The shuddering bass of ‘Skulled’ lifts the energy again, reminiscent of the sentimental broken techno of Shed and Skee Mask, while the progressive acid line of Sugarushhh’ continues to propel the listener forward. ‘Calon’ uses a difficult-to-discern vocal with a house beat, followed by the sub-bass filled ‘Is U’, which expertly utilises a Tirzah sample from her 2018 hit, ‘Gladly’.

Following ‘Bromley’, a fruitful collaboration with UK bass connoisseur Joy Orbison, Overmono released the festival-defining ‘So U Kno’, which was named the best track of 2021 by Resident Advisor.

Good Lies

Photo: Elliot Morgan

After the ambient interlude of ‘Vermonly’, the breakout track’s recognisable skippy rhythm and pleasurable chopped-up vocals create one of the LP’s most kinetic tracks. The album finishes with ‘Calling Out’, where stirring chord progressions combine with re-assembled vocals from Slowthai and CASisDEAD.

The previously released Good Lies singles stand out for creating the most memorable moments of Good Lies. At times, the overuse of processed vocals spliced together to form a catchy hook feels like repetitive post-dubstep nostalgia.
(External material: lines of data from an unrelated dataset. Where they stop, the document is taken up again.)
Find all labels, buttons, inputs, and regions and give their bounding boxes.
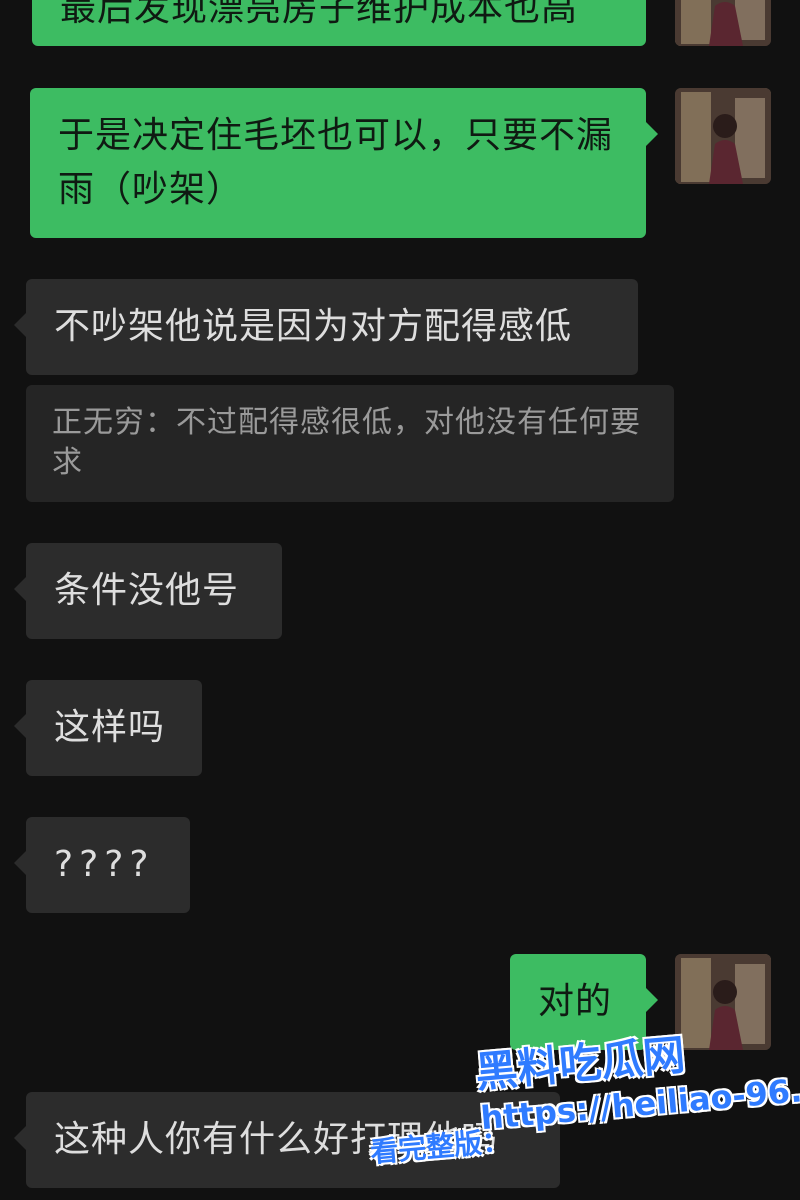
- chat-view: 最后发现漂亮房子维护成本也高 于是决定住毛坯也可以，只要不漏雨（吵架） 不吵架他…: [0, 0, 800, 1200]
- avatar-self[interactable]: [675, 88, 771, 184]
- message-text: 不吵架他说是因为对方配得感低: [54, 306, 573, 347]
- avatar-photo-icon: [675, 954, 771, 1050]
- avatar-self[interactable]: [675, 0, 771, 46]
- message-bubble-sent[interactable]: 于是决定住毛坯也可以，只要不漏雨（吵架）: [30, 88, 658, 238]
- message-text: ????: [54, 844, 155, 885]
- message-text: 对的: [538, 981, 613, 1022]
- avatar-photo-icon: [675, 88, 771, 184]
- quoted-message[interactable]: 正无穷：不过配得感很低，对他没有任何要求: [26, 385, 674, 502]
- message-bubble-received[interactable]: 这种人你有什么好打理他吗: [14, 1092, 560, 1188]
- message-text: 于是决定住毛坯也可以，只要不漏雨（吵架）: [58, 115, 614, 210]
- message-text: 最后发现漂亮房子维护成本也高: [60, 0, 579, 29]
- message-bubble-sent[interactable]: 对的: [510, 954, 658, 1050]
- message-bubble-received[interactable]: 不吵架他说是因为对方配得感低: [14, 279, 638, 375]
- message-bubble-sent[interactable]: 最后发现漂亮房子维护成本也高: [32, 0, 646, 46]
- message-bubble-received[interactable]: 条件没他号: [14, 543, 282, 639]
- avatar-photo-icon: [675, 0, 771, 46]
- quote-text: 正无穷：不过配得感很低，对他没有任何要求: [52, 405, 641, 480]
- message-bubble-received[interactable]: 这样吗: [14, 680, 202, 776]
- message-text: 这种人你有什么好打理他吗: [54, 1119, 499, 1160]
- message-bubble-received[interactable]: ????: [14, 817, 190, 913]
- message-text: 条件没他号: [54, 570, 240, 611]
- avatar-self[interactable]: [675, 954, 771, 1050]
- message-text: 这样吗: [54, 707, 166, 748]
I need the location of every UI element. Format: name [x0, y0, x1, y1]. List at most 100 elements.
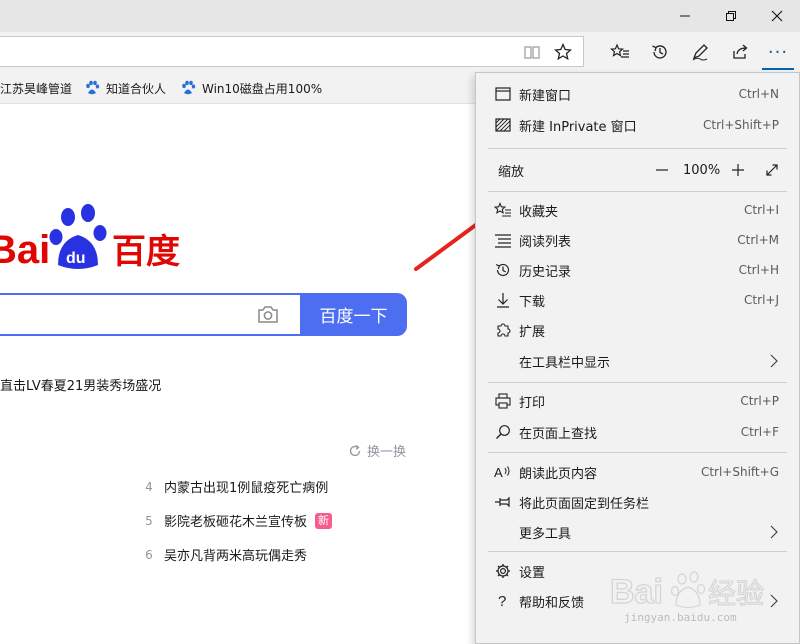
menu-shortcut: Ctrl+M — [737, 233, 779, 247]
menu-item-show-in-toolbar[interactable]: 在工具栏中显示 — [476, 346, 799, 376]
menu-divider — [488, 551, 787, 552]
menu-divider — [488, 191, 787, 192]
menu-label: 朗读此页内容 — [519, 466, 598, 482]
baidu-logo[interactable]: Bai du 百度 — [0, 197, 188, 277]
reading-view-icon — [524, 46, 540, 59]
svg-text:A: A — [494, 465, 503, 480]
read-aloud-icon: A — [494, 465, 510, 480]
close-icon — [771, 10, 783, 22]
hot-rank: 5 — [145, 513, 153, 528]
menu-item-favorites[interactable]: 收藏夹 Ctrl+I — [476, 195, 799, 225]
svg-text:Bai: Bai — [610, 573, 663, 611]
menu-item-extensions[interactable]: 扩展 — [476, 315, 799, 345]
menu-shortcut: Ctrl+H — [738, 263, 779, 277]
history-icon — [652, 45, 667, 59]
printer-icon — [495, 393, 511, 409]
restore-button[interactable] — [708, 0, 754, 32]
baidu-jingyan-watermark: Bai 经验 — [610, 571, 765, 612]
menu-label: 下载 — [519, 294, 546, 310]
favorites-list-icon — [494, 202, 511, 217]
menu-item-find-on-page[interactable]: 在页面上查找 Ctrl+F — [476, 417, 799, 447]
settings-more-menu: 新建窗口 Ctrl+N 新建 InPrivate 窗口 Ctrl+Shift+P… — [475, 72, 800, 644]
favorite-link[interactable]: 知道合伙人 — [84, 72, 166, 104]
hot-rank: 6 — [145, 547, 153, 562]
svg-text:?: ? — [498, 593, 506, 609]
menu-label: 历史记录 — [519, 264, 572, 280]
hot-title: 内蒙古出现1例鼠疫死亡病例 — [164, 481, 329, 496]
favorite-label: 江苏昊峰管道 — [0, 81, 73, 96]
new-badge: 新 — [315, 512, 333, 529]
menu-item-history[interactable]: 历史记录 Ctrl+H — [476, 255, 799, 285]
svg-text:经验: 经验 — [708, 577, 764, 610]
menu-item-reading-list[interactable]: 阅读列表 Ctrl+M — [476, 225, 799, 255]
menu-label: 更多工具 — [519, 526, 572, 542]
help-icon: ? — [498, 593, 506, 609]
hot-title: 吴亦凡背两米高玩偶走秀 — [164, 549, 308, 564]
favorite-label: Win10磁盘占用100% — [202, 81, 323, 96]
minimize-icon — [680, 15, 690, 17]
menu-item-downloads[interactable]: 下载 Ctrl+J — [476, 285, 799, 315]
menu-item-read-aloud[interactable]: A 朗读此页内容 Ctrl+Shift+G — [476, 457, 799, 487]
svg-text:百度: 百度 — [112, 232, 180, 272]
chevron-right-icon — [770, 354, 778, 368]
svg-text:Bai: Bai — [0, 228, 50, 272]
menu-item-more-tools[interactable]: 更多工具 — [476, 517, 799, 547]
puzzle-icon — [497, 323, 511, 337]
menu-label: 扩展 — [519, 324, 546, 340]
favorites-hub-button[interactable] — [600, 32, 640, 72]
menu-shortcut: Ctrl+Shift+G — [700, 465, 779, 479]
address-bar[interactable] — [0, 36, 584, 67]
refresh-label: 换一换 — [367, 445, 407, 460]
reading-list-icon — [495, 234, 511, 248]
news-headline-link[interactable]: 直击LV春夏21男装秀场盛况 — [0, 375, 161, 394]
hot-list-item[interactable]: 4 内蒙古出现1例鼠疫死亡病例 — [142, 477, 329, 497]
menu-label: 在工具栏中显示 — [519, 355, 611, 371]
menu-item-new-window[interactable]: 新建窗口 Ctrl+N — [476, 79, 799, 109]
more-dots-icon: ··· — [767, 41, 789, 63]
baidu-search-button[interactable]: 百度一下 — [300, 293, 407, 336]
menu-label: 新建窗口 — [519, 88, 572, 104]
baidu-paw-icon — [86, 80, 100, 95]
chevron-right-icon — [770, 525, 778, 539]
hot-list-item[interactable]: 6 吴亦凡背两米高玩偶走秀 — [142, 545, 308, 565]
menu-label: 阅读列表 — [519, 234, 572, 250]
zoom-out-icon[interactable] — [654, 162, 670, 178]
share-icon — [733, 44, 748, 59]
favorites-list-icon — [610, 43, 629, 58]
menu-item-print[interactable]: 打印 Ctrl+P — [476, 386, 799, 416]
menu-item-new-inprivate[interactable]: 新建 InPrivate 窗口 Ctrl+Shift+P — [476, 110, 799, 140]
close-button[interactable] — [754, 0, 800, 32]
star-icon — [554, 43, 572, 61]
menu-label: 将此页面固定到任务栏 — [519, 496, 650, 512]
menu-shortcut: Ctrl+Shift+P — [703, 118, 779, 132]
web-note-button[interactable] — [680, 32, 720, 72]
menu-label: 设置 — [519, 565, 546, 581]
camera-icon[interactable] — [256, 303, 280, 325]
menu-item-pin-taskbar[interactable]: 将此页面固定到任务栏 — [476, 487, 799, 517]
refresh-hot-button[interactable]: 换一换 — [348, 441, 406, 460]
zoom-level: 100% — [683, 162, 721, 178]
share-button[interactable] — [720, 32, 760, 72]
menu-shortcut: Ctrl+P — [740, 394, 779, 408]
restore-icon — [726, 11, 736, 21]
title-bar — [0, 0, 800, 32]
pen-icon — [692, 44, 708, 61]
inprivate-icon — [495, 118, 511, 132]
hot-list-item[interactable]: 5 影院老板砸花木兰宣传板 新 — [142, 511, 333, 530]
minimize-button[interactable] — [662, 0, 708, 32]
favorite-link[interactable]: 江苏昊峰管道 — [0, 72, 72, 104]
history-button[interactable] — [640, 32, 680, 72]
menu-divider — [488, 382, 787, 383]
gear-icon — [496, 564, 510, 578]
fullscreen-icon[interactable] — [764, 162, 780, 178]
add-favorite-button[interactable] — [543, 32, 583, 72]
menu-label: 在页面上查找 — [519, 426, 598, 442]
new-window-icon — [495, 87, 511, 101]
zoom-in-icon[interactable] — [730, 162, 746, 178]
refresh-icon — [349, 444, 361, 456]
hot-rank: 4 — [145, 479, 153, 494]
favorite-link[interactable]: Win10磁盘占用100% — [180, 72, 322, 104]
menu-label: 缩放 — [498, 164, 525, 180]
settings-more-button[interactable]: ··· — [758, 32, 798, 72]
browser-toolbar: ··· — [0, 32, 800, 72]
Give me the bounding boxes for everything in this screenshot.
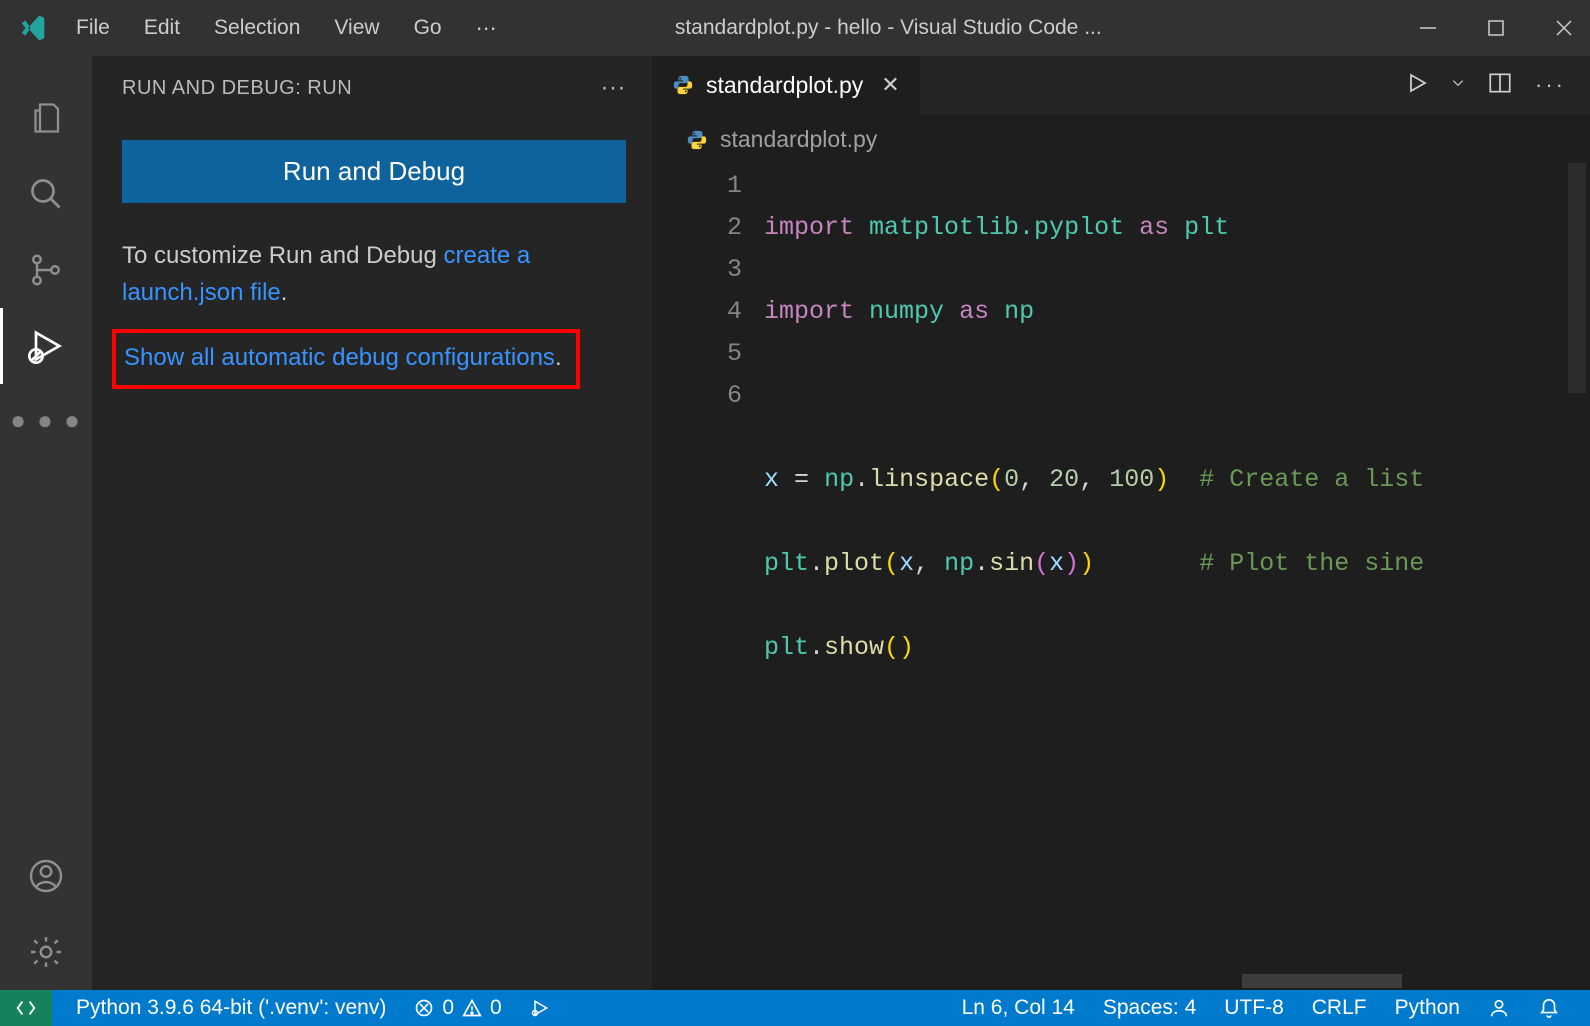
status-eol[interactable]: CRLF xyxy=(1298,990,1381,1026)
code-editor[interactable]: 1 2 3 4 5 6 import matplotlib.pyplot as … xyxy=(652,163,1590,970)
run-debug-sidebar: RUN AND DEBUG: RUN ··· Run and Debug To … xyxy=(92,56,652,990)
status-interpreter[interactable]: Python 3.9.6 64-bit ('.venv': venv) xyxy=(62,990,400,1026)
python-file-icon xyxy=(672,74,694,96)
minimap[interactable] xyxy=(1568,163,1586,970)
sidebar-more-icon[interactable]: ··· xyxy=(601,74,626,102)
status-problems[interactable]: 0 0 xyxy=(400,990,515,1026)
search-icon[interactable] xyxy=(0,156,92,232)
editor-more-icon[interactable]: ··· xyxy=(1535,72,1566,98)
menu-view[interactable]: View xyxy=(334,16,379,40)
status-feedback-icon[interactable] xyxy=(1474,990,1524,1026)
status-indentation[interactable]: Spaces: 4 xyxy=(1089,990,1210,1026)
close-icon[interactable] xyxy=(1552,16,1576,40)
run-debug-icon[interactable] xyxy=(0,308,92,384)
menu-file[interactable]: File xyxy=(76,16,110,40)
minimize-icon[interactable] xyxy=(1416,16,1440,40)
menu-edit[interactable]: Edit xyxy=(144,16,180,40)
breadcrumb[interactable]: standardplot.py xyxy=(652,114,1590,163)
breadcrumb-label: standardplot.py xyxy=(720,126,877,153)
python-file-icon xyxy=(686,129,708,151)
minimap-slider[interactable] xyxy=(1568,163,1586,393)
menu-selection[interactable]: Selection xyxy=(214,16,300,40)
scrollbar-thumb[interactable] xyxy=(1242,974,1402,988)
maximize-icon[interactable] xyxy=(1484,16,1508,40)
close-tab-icon[interactable]: ✕ xyxy=(881,72,899,98)
sidebar-header: RUN AND DEBUG: RUN ··· xyxy=(122,74,626,102)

Whilst this isn’t a boundary-breaking album, Overmono should be commended for carving out their own distinctive sound and managing to appeal equally to those who don’t typically listen to electronic music.

By combining aspects of the UK’s musical history with elements of RnB, hip-hop and rap, they’ve joined the small group of dance acts who are able to draw a large crowd, condensing aspects of the harder edges of electronic music into a popular, palatable style that puts the genre’s unique ability to uplift at its centre.